Um aumento de 172% nos casos de agressões, censura judicial e até assassinatos contra jornalistas é o que acusa o relatório para a Liberdade de Imprensa 2012-2013 da Abert (Associação Brasileira de Emissoras de Rádio e Televisão). O período mensurado vai de outubro de 2012 a setembro de 2013.

Evidentemente as manifestações têm muito a ver com isso e o despreparo da polícia está registrado em centenas de vídeos na internet, com seus abusos de autoridade quase sempre acompanhados de agressão física contra repórteres, fotógrafos e cinegrafistas.
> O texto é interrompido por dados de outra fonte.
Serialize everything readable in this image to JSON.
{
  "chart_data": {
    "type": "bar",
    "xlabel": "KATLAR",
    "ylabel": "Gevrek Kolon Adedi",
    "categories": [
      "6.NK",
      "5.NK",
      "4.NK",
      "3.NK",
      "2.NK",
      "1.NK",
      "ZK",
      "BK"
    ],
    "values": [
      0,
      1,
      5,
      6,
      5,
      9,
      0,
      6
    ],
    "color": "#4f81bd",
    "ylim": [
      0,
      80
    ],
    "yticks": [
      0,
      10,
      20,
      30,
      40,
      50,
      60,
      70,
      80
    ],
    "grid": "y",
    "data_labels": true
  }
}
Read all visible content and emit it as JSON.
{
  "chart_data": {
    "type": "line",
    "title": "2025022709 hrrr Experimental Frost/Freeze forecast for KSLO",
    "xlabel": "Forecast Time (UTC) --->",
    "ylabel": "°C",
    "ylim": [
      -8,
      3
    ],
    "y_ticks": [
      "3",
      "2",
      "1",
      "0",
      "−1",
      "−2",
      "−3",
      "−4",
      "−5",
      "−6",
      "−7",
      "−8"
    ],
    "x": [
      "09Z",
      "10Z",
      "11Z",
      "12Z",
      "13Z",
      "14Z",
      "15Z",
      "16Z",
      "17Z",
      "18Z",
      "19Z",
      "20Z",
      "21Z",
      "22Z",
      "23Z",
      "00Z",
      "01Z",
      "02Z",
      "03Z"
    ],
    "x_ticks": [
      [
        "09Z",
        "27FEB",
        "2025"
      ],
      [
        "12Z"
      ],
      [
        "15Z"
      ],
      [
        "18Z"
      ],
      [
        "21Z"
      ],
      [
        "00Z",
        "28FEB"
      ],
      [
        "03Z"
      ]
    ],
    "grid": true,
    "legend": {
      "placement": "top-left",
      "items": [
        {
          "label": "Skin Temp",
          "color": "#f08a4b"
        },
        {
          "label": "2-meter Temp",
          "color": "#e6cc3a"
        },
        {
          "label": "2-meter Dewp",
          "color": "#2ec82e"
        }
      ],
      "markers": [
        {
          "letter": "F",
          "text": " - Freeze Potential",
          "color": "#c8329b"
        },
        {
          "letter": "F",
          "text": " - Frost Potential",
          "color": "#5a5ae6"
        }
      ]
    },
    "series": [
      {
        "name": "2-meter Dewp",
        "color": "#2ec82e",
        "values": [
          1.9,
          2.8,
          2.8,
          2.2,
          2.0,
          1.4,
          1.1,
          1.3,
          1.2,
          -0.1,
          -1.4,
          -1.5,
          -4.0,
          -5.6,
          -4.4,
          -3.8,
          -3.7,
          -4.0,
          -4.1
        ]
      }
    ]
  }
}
Já entramos portanto no próximo período e outubro dá mostras que o relatório 2013-2014 poderá não ser muito animador.

Yan Boechat é mais um que engordará a estatística ainda a ser retratada. Parceiro de rua desde junho, encontrei Boechat novamente nesta última terça-feira, durante a manifestação pela educação. O clima estava tenso desde a saída e ainda na avenida Rebouças. Boechat me disse: “A vibe está estranha hoje.”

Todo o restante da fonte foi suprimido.